I mercati finanziari sono da qualche tempo “anomali”. Normalmente, quando i prezzi delle azioni salgono, i prezzi delle obbligazioni scendono (la cedola è fissa, perciò, per avere un rendimento maggiore, i prezzi debbono scendere), e viceversa.

Le azioni salgono perché si ha l'economia in ripresa (i fatturati salgono, salgono i margini operativi lordi e, alla fine, i profitti). Le obbligazioni, invece, scendono, perché si ha ripresa (la banca centrale alza i tassi per raffreddare l'economia. I maggiori tassi si “scaricano” sulle diverse scadenze delle obbligazioni, i cui prezzi scendono). Vale il contrario, ossia senza ripresa le azioni scendono o si indeboliscono, mentre le obbligazioni salgono, perché la banca centrale taglia i tassi di interesse.

Negli Stati Uniti si ha ripresa, ma i rendimenti delle obbligazioni scendono. All'inizio del 2014 i rendimenti a dieci anni erano intorno al 3%, ad un certo punto del 2013 erano al 4%, ora sono intorno al 2,5%. In Europa si ha stagnazione, ma i prezzi delle azioni sono saliti dalla metà del 2012 – quando Draghi affermò che si sarebbe perseguito il “whatever it takes” per salvare l'euro - fino a quest'anno.

Vere le relazioni storiche, negli Stati Uniti dovremmo avere i rendimenti in salita, mentre in Europa dovremmo avere le azioni in difficoltà, ma così (ancora) non è.

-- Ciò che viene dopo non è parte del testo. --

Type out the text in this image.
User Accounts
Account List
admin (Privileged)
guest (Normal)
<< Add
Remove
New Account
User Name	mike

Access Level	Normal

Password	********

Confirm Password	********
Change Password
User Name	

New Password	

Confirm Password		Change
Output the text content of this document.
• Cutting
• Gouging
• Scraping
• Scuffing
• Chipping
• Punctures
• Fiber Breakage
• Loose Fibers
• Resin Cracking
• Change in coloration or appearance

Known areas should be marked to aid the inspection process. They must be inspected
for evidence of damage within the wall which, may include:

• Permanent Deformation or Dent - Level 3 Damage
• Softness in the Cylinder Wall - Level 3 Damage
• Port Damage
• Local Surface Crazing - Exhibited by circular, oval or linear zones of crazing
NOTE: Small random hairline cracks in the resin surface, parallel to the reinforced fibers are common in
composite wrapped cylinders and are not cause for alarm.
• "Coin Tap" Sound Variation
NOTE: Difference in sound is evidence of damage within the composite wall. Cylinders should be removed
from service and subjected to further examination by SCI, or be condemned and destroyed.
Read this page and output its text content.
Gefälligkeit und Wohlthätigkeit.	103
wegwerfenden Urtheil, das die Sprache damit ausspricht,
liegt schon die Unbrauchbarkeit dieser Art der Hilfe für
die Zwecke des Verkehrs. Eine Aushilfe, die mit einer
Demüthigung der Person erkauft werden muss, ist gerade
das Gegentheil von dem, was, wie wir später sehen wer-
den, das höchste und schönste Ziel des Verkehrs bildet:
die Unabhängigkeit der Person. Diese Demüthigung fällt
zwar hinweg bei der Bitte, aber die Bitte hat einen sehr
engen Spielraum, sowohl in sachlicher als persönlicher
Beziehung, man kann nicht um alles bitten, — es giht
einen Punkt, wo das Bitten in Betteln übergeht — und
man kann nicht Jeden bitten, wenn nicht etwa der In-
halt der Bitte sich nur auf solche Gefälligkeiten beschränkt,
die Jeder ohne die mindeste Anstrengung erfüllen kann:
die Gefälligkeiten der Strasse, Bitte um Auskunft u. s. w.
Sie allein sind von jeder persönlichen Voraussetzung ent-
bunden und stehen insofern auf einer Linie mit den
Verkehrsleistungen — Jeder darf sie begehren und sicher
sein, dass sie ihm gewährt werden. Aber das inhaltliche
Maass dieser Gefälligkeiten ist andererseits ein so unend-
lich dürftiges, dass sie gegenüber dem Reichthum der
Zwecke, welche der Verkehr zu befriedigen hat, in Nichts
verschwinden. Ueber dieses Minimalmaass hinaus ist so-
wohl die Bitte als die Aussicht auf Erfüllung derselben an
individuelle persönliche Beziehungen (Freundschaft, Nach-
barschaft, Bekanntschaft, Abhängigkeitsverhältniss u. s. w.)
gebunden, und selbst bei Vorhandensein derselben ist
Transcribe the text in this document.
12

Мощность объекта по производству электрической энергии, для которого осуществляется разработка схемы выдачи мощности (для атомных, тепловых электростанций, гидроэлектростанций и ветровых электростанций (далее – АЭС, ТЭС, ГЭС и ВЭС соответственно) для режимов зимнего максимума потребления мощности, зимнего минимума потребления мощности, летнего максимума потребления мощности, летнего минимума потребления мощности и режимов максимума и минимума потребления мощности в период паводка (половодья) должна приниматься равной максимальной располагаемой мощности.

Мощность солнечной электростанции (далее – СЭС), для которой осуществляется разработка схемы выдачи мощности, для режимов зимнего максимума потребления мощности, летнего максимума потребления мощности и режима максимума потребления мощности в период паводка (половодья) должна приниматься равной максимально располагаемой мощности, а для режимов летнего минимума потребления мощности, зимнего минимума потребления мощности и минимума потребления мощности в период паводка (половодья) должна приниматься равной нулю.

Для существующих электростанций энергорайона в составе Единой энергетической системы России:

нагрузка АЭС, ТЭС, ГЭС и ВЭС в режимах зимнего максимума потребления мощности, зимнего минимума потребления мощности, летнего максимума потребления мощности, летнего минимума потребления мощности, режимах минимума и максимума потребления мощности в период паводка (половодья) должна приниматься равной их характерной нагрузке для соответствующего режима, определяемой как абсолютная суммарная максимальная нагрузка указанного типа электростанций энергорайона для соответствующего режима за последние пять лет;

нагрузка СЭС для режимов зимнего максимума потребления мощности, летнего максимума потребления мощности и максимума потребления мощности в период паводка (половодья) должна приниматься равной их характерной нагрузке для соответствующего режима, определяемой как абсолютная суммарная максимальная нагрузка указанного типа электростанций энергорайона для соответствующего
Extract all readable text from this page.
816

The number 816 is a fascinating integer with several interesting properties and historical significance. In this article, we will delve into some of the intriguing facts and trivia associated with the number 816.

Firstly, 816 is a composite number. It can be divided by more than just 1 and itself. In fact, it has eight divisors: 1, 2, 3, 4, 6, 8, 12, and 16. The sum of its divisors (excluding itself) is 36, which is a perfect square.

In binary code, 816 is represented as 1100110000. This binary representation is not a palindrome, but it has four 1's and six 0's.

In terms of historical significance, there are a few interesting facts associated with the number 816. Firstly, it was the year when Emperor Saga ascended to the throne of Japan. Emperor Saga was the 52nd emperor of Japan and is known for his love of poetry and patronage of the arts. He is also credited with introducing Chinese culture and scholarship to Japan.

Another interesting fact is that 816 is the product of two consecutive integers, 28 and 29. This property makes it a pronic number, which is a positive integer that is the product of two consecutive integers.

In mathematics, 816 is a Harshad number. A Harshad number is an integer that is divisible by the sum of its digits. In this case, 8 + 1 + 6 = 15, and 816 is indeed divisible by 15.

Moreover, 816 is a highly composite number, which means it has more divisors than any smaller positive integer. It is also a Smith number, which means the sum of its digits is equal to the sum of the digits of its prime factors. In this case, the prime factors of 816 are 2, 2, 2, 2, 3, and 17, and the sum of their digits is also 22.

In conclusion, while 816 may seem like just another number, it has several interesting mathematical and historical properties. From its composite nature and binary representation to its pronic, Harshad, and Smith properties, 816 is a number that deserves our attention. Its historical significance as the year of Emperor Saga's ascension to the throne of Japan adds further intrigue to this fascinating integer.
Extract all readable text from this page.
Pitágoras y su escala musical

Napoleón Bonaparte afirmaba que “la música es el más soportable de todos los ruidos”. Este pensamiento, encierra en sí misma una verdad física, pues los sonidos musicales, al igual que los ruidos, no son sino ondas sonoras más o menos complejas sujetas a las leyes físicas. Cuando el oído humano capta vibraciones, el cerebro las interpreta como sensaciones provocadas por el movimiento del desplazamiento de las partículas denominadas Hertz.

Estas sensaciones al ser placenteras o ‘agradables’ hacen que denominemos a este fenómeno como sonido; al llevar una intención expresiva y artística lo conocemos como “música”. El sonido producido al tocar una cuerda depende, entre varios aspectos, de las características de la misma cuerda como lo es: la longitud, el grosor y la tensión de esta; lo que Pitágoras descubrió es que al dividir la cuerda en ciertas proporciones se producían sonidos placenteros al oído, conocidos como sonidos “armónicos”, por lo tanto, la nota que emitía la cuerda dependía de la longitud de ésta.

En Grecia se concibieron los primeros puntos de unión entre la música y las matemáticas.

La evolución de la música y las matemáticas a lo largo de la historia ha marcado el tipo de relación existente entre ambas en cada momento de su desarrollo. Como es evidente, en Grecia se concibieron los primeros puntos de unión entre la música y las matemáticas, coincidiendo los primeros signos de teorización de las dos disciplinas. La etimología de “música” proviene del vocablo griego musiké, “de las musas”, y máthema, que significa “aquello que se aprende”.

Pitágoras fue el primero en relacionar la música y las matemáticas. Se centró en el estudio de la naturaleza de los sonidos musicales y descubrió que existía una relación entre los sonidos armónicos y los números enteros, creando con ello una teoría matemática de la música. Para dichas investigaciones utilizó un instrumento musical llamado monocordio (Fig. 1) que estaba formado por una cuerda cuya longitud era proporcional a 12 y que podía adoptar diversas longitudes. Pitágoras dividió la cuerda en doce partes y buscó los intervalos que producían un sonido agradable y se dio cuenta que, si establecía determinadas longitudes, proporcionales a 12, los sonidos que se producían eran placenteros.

Insomma, le obbligazioni, con i loro rendimenti bassi e qualche volta di fatto nulli, sia negli Stati Uniti sia, soprattutto, in Europa, scontano un mondo che una volta era definito “giapponese”: bassa crescita, bassa inflazione, se non deflazione. Le azioni, invece, scontano un mondo in ripresa. (Il moltiplicatore degli utili - il price to earning ratio - indica quanto ci si aspetta che gli utili possano crescere. Se il moltiplicatore è alto, allora ci si aspetta che gli utili crescano molto, e viceversa). Le azioni statunitensi soprattutto, e quelle europee in misura minore, hanno dei moltiplicatori elevati. Visto che si contraddicono – il mercato delle obbligazioni non “vede” la ripresa, mentre quello delle azioni sì - quale dei due mercati ha ragione e quale torto?

 

Approfondimento: gli alti prezzi delle obbligazioni e delle azioni

Le obbligazioni hanno oggi dei prezzi che riflettono un'elevata “sicumera” intorno al futuro. La “sicumera” possiamo misurarla con il “premio a termine”. Si supponga che il rendimento a dieci anni del BTP sia del 6%, mentre la somma dei rendimenti cumulati di dieci BOT con scadenza annuale sia del 5% Il premio a termine sarà del 1%. Il premio riflette l'incertezza sul livello dei rendimenti futuri. Perciò, assente il premio, si arguisce che, secondo i mercati, il futuro sia noto. L'argomento è piuttosto contorto, perché non si conosce il rendimento che avrà il BTP fra dieci anni, ma nemmeno si conosce il rendimento dei BOT in ognuno dei dieci anni. In ogni modo, c'è chi si presta a fare questi complicati calcoli. Eccoli per gli Stati Uniti. Come si vede, il premio a termine è nullo, dopo essere stato negativo.

AA agosto 2014 - I
AA agosto 2014 - I

Le azioni sono care oppure a buon mercato a seconda di quanto i prezzi si rapportano agli utili: se gli utili sono pagati molte volte, oppure poche volte – il famigerato Price to Earnings Ratio (P/E). E' condivisa l'idea che il rapporto fra la capitalizzazione di borsa e gli utili delle società quotate, alla lunga, non si allontani troppo dalla media. Insomma, i figli dei giganti sono meno giganti, e i figli di nani meno nani, la famosa “regressione verso la media”. Si hanno due misure del P/E. Quella che mette i prezzi in rapporto agli utili attesi fra un anno, e quella che mette in rapporto i prezzi in rapporto alla media mobile degli utili degli ultimi dieci anni. In questo secondo caso, si depurano gli effetti ciclici – quando gli utili cadono troppo o salgono troppo. A sinistra trovate il primo approccio, a destra il secondo. Come si vede dal terzo grafico, le azioni sono vicine ai massimi storici – se si esclude il 2000, l'anno della “bolla”.